他清了清嗓子,迈步走了进去。
听到脚步声,谢颜妤有气无力地抬起头。
看到是辞妄,那双原本就没什么神采的大眼睛,瞬间蒙上了一层水汽,嘴一瘪,拖长了调子,带着浓浓的委屈喊。
“二——哥——哥——你——回——来——了——!”
那声音软绵绵的,仿佛受了天大的欺负。
辞妄走到石桌旁,扫了一眼桌上摊开的东西。
最上面是沈砚秋那手清隽的小楷,抄录着《论语》的片段和注释。
旁边是那本厚重的《九章算术》,下面还压着几张写满算学题的纸,其中一张上面画满了各种奇怪的符号和线条,显然是谢颜妤的杰作。
“这是怎么了?沈先生布置的功课太多了?”辞妄明知故问,顺手拿起一张题纸看了看。
上面是物不知数的变体,旁边空白处用极其细小却清晰的字迹写了几行推演过程,思路奇诡,结果正确。
辞妄也精通算学,一眼便看得出这解法精妙。
他目光微凝,但未动声色,又将题纸放下。
“何止是多!”谢颜妤见辞妄问起,立刻坐直了身体,小脸上写满了控诉,掰着手指头数落起来。
“二哥哥你是不知道,沈先生他简直就是魔鬼教习,不,比魔鬼还可怕。”
“哦?”辞妄在她对面坐下,好整以暇地看着她,示意她继续说。
“他先让我写字,明明我写得…嗯,就很认真,然后考我算学,我明明都答对了,他非但不夸我,还拿出更难的题。
什么三三数之剩二,五五数之剩三,七七数之剩二……
还有什么鸡兔同笼变来变去,头也变脚也变。”谢颜妤说得激动,小脸都涨红了。
“这些都算了,最过分的是,他还说什么我天资过人,不能浪费光阴,要给我,量身定制什么教学计划。”

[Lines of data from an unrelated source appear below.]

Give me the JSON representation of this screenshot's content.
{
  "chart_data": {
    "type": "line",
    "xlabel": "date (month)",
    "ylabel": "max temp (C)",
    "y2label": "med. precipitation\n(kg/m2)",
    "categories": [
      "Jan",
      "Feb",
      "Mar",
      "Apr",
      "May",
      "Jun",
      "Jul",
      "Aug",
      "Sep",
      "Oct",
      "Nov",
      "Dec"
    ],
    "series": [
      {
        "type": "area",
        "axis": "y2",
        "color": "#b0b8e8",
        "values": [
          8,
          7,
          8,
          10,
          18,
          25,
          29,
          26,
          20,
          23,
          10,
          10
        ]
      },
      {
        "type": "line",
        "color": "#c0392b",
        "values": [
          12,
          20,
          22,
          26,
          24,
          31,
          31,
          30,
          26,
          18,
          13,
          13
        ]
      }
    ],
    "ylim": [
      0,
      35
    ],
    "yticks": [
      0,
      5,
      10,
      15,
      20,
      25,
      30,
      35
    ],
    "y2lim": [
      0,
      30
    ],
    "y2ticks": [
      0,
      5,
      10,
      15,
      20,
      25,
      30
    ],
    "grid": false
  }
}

她越说越气,拍着桌子:“什么四书五经要熟读精思,诸子百家也要涉猎,还要学史,学文章,学什么格物……
还有什么天文地理,机械原理,养生导引,抚琴弈棋……
二哥哥!他是要把我当状元,还是当神仙来培养啊?我才八岁!八岁!”
谢颜妤说到最后,声音都带上了哭腔,眼眶也真的有些红了,一半是演的,一半是真的觉得未来黯淡无光。
她扑过去,抓住辞妄的袖子摇晃,“二哥哥,你帮帮我,你去跟沈先生说,少教一点嘛,阿妤学不了那么多的,阿妤脑袋会炸掉的,你看,我都累瘦了。”
辞妄看着她那副夸张的表情,听着她连珠炮似的抱怨,心里早就乐开了花。
但脸上还得努力维持着兄长的威严,只是那微微上扬的嘴角,还是泄露了他的好心情。
“沈先生是二哥千挑万选请来的名师,他如此安排,定是看出了你的潜质,因材施教。”
辞妄忍着笑,一本正经地道:“你不是总嫌府里闷,想出去见识吗,学问便是见识的根基。
学得多,懂得多,将来才能明辨是非,行事有度,沈先生肯为你费心规划,是你的福气,怎可如此抱怨?”
谢颜妤无语的白了他一眼,“这福气给你要不要?”
辞妄被她这句话呛得差点没绷住严肃的表情,嘴角忍不住又上扬了几分。
他屈指,轻轻在谢颜妤光洁的额头上弹了一下,力道不重,带着显而易见的亲昵和宠溺。
“胡说八道。”他声音里带着笑意,“二哥倒是想要这份福气,可惜年纪大了,脑子不如阿妤灵光,怕是有负先生厚望。”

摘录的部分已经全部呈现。